Ce précepte, exprimé à l’ancienne (dans les préceptes de l’Inde et de la Chine), c’était : « Ne faites pas commerce du saké », ce qui signifiait : « Ne gagnez pas votre vie en vendant le vin de l’illusion ». C’est très puissant lorsqu’on s’interroge là-dessus, parce que si on appliquait cette règle à notre société, cela pourrait changer beaucoup de choses qui ne sont pas très légitimes, pas très authentiques, plutôt futiles, et qui font tourner un gros business. C’est très intéressant, parce que c’est aussi un peu à recouper avec ce que l’on a dit à propos de « Ne pas dire ce qui n’est pas vrai ». Il est nécessaire de s’interroger sur ce qui est mensonger, car ce « mensonger » est une intoxication de l’esprit d’autrui. Ce n’est pas seulement mon auto-intoxication du corps et de l’esprit qui est en jeu, en picolant ou en me droguant, c’est aussi l’intoxication d’autrui. L’invitation consiste, non seulement à être lucide et confiant en soi-même dans les tentations à l’intoxication, mais aussi veiller à ne pas intoxiquer les autres.
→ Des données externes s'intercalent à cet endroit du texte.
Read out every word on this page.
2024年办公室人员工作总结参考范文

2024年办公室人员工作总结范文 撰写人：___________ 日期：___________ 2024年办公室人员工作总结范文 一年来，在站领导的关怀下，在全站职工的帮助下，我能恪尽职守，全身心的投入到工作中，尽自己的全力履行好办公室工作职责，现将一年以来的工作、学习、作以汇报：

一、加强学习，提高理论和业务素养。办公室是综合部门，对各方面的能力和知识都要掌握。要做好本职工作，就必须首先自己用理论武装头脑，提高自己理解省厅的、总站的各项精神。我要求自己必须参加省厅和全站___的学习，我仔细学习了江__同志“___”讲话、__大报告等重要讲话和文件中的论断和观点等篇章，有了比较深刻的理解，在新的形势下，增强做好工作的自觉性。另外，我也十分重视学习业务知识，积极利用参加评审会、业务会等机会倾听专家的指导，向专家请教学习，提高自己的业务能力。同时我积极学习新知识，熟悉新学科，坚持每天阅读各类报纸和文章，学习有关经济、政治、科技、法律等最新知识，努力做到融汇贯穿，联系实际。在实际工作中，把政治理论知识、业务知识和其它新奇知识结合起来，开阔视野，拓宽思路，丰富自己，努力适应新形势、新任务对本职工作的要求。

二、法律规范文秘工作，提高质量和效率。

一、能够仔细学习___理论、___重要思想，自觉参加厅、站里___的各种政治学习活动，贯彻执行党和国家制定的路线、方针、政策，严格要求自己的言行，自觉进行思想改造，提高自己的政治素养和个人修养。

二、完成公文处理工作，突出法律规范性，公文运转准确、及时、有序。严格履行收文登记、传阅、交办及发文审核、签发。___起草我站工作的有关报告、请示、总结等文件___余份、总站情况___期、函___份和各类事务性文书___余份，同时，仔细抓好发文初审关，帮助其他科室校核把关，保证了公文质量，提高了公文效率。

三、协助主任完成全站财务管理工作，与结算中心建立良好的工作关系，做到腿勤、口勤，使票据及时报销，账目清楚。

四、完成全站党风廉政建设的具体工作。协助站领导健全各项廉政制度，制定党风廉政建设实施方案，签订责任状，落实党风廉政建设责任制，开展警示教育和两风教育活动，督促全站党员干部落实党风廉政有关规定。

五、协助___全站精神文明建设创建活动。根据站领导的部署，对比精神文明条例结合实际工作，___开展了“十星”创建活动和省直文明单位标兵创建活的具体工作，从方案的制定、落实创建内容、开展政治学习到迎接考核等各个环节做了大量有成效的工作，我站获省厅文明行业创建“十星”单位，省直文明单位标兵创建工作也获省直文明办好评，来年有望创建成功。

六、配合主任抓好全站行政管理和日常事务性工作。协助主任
Cela part de l’idée que notre bien le plus précieux, c’est notre conscience claire, sa limpidité, la condition de notre intelligence au monde, notre vibration à la pleine présence, l’intensité à nos émotions profondes, et notre aptitude à vivre au plus près de la réalité. Cela nous engage à aller regarder ce qu’est la conscience. C’est un concept assez difficile à définir.

La conscience est une aptitude réflexive ; elle est capable de conscientiser elle-même : « J’ai conscience de ma conscience ». Elle a cette capacité à être un miroir de la réalité, c’est-à-dire de me faire prendre conscience, par exemple, que je suis dans la rêvasserie, l’imaginaire, les vidéos mentales. Donc, la claire-lumière, comme disent les Tibétains, c’est cette capacité à me rendre compte de ce qu’est réellement « ici et maintenant », de ce qu’est vraiment la réalité des choses – et non mes idées, à propos des choses. Les idées existent, mais elles ne sont qu’un pâle reflet, souvent déformé, des choses telles qu’elles sont.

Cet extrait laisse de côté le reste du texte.